Arguments pertinents
1. Absence d'attaches en France : Le tribunal a noté que M. B n'avait pas d'attaches personnelles ou familiales en France, ce qui affaiblit son argumentation concernant son intégration. Le jugement précise : "il n'est pas fondé à soutenir que l'arrêté attaqué est entaché d'une erreur manifeste d'appréciation de ses conséquences sur sa situation personnelle."
2. Risques en cas de retour : Concernant les risques allégués pour sa sécurité au Bangladesh, le tribunal a souligné que M. B n'a pas fourni d'éléments concrets pour étayer ses craintes. Il a été noté que "il ne démontre pas qu'il serait personnellement et actuellement exposé à des risques réels et sérieux pour sa liberté ou son intégrité physique dans le cas d'un retour dans son pays d'origine."
3. Rejet des arguments relatifs à l'article 3 de la CEDH : Le tribunal a également rejeté l'argument selon lequel l'arrêté violerait l'article 3 de la Convention européenne des droits de l'homme, qui interdit les traitements inhumains ou dégradants. Le jugement a affirmé que M. B n'avait pas prouvé qu'il serait exposé à de tels traitements en cas de retour.

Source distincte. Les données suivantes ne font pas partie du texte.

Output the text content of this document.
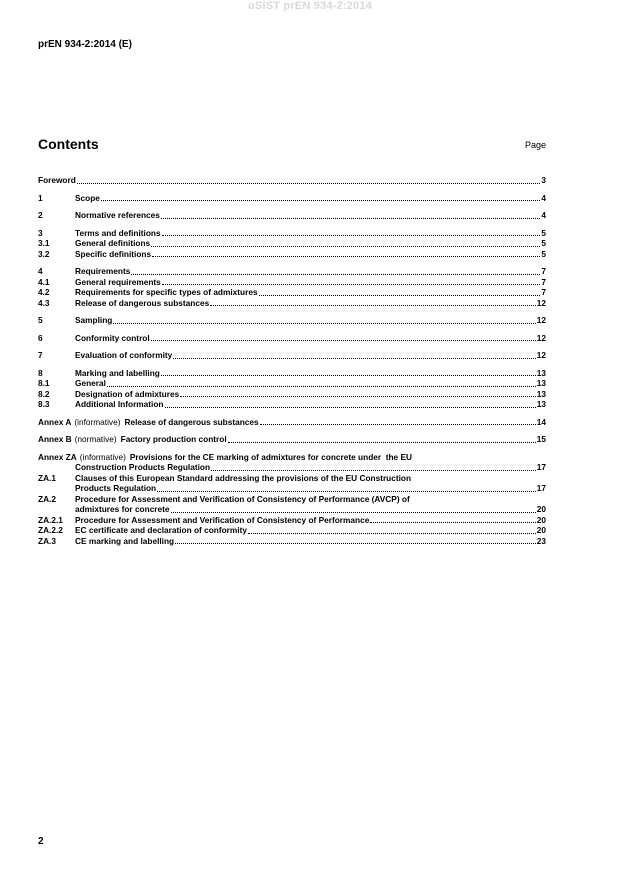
oSIST prEN 934-2:2014
prEN 934-2:2014 (E)
Contents	Page
Foreword	3
1	Scope	4
2	Normative references	4
3	Terms and definitions	5
3.1	General definitions	5
3.2	Specific definitions	5
4	Requirements	7
4.1	General requirements	7
4.2	Requirements for specific types of admixtures	7
4.3	Release of dangerous substances	12
5	Sampling	12
6	Conformity control	12
7	Evaluation of conformity	12
8	Marking and labelling	13
8.1	General	13
8.2	Designation of admixtures	13
8.3	Additional Information	13
Annex A (informative) Release of dangerous substances	14
Annex B (normative) Factory production control	15
Annex ZA (informative) Provisions for the CE marking of admixtures for concrete under  the EU
Construction Products Regulation	17
ZA.1	Clauses of this European Standard addressing the provisions of the EU Construction
Products Regulation	17
ZA.2	Procedure for Assessment and Verification of Consistency of Performance (AVCP) of
admixtures for concrete	20
ZA.2.1	Procedure for Assessment and Verification of Consistency of Performance	20
ZA.2.2	EC certificate and declaration of conformity	20
ZA.3	CE marking and labelling	23
2
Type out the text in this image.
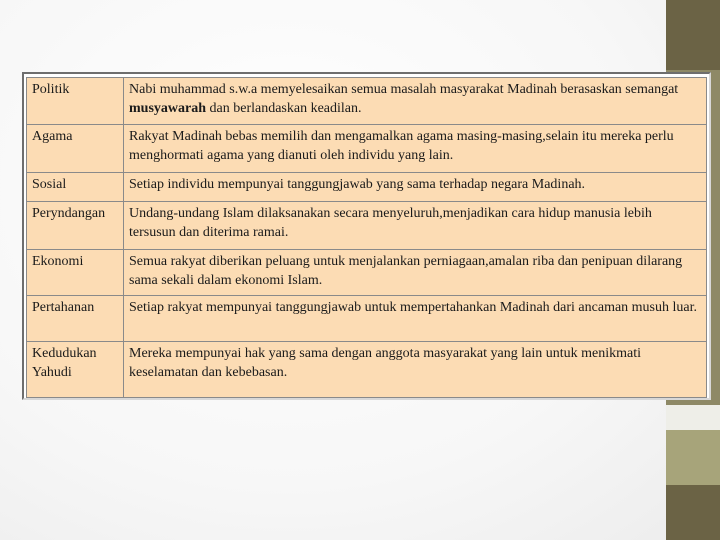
Politik	Nabi muhammad s.w.a memyelesaikan semua masalah masyarakat Madinah berasaskan semangat musyawarah dan berlandaskan keadilan.
Agama	Rakyat Madinah bebas memilih dan mengamalkan agama masing-masing,selain itu mereka perlu menghormati agama yang dianuti oleh individu yang lain.
Sosial	Setiap individu mempunyai tanggungjawab yang sama terhadap negara Madinah.
Peryndangan	Undang-undang Islam dilaksanakan secara menyeluruh,menjadikan cara hidup manusia lebih tersusun dan diterima ramai.
Ekonomi	Semua rakyat diberikan peluang untuk menjalankan perniagaan,amalan riba dan penipuan dilarang sama sekali dalam ekonomi Islam.
Pertahanan	Setiap rakyat mempunyai tanggungjawab untuk mempertahankan Madinah dari ancaman musuh luar.
Kedudukan Yahudi	Mereka mempunyai hak yang sama dengan anggota masyarakat yang lain untuk menikmati keselamatan dan kebebasan.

Interprétations et citations légales
1. Convention européenne de sauvegarde des droits de l'homme et des libertés fondamentales - Article 3 : Cet article stipule que "Nul ne peut être soumis à la torture, ni à des peines ou traitements inhumains ou dégradants." Le tribunal a interprété cet article en exigeant que M. B prouve des risques concrets et personnels, ce qu'il n'a pas fait.
2. Code de l'entrée et du séjour des étrangers et du droit d'asile - Articles L. 614-1 à L. 614-15 : Ces articles régissent les procédures d'éloignement des étrangers. Le tribunal a appliqué ces dispositions pour conclure que l'absence d'attaches en France et le manque de preuves concernant les risques au Bangladesh justifiaient la décision du préfet.
3. Code de justice administrative - Article R. 351-3 : Cet article permet au président d'un tribunal administratif de transmettre une requête à un autre tribunal. Le tribunal de Montreuil a agi conformément à cette procédure en recevant la requête de M. B.
En conclusion, le tribunal a rejeté la requête de M. B, considérant qu'il n'avait pas établi de fondement suffisant pour contester les décisions du préfet de police.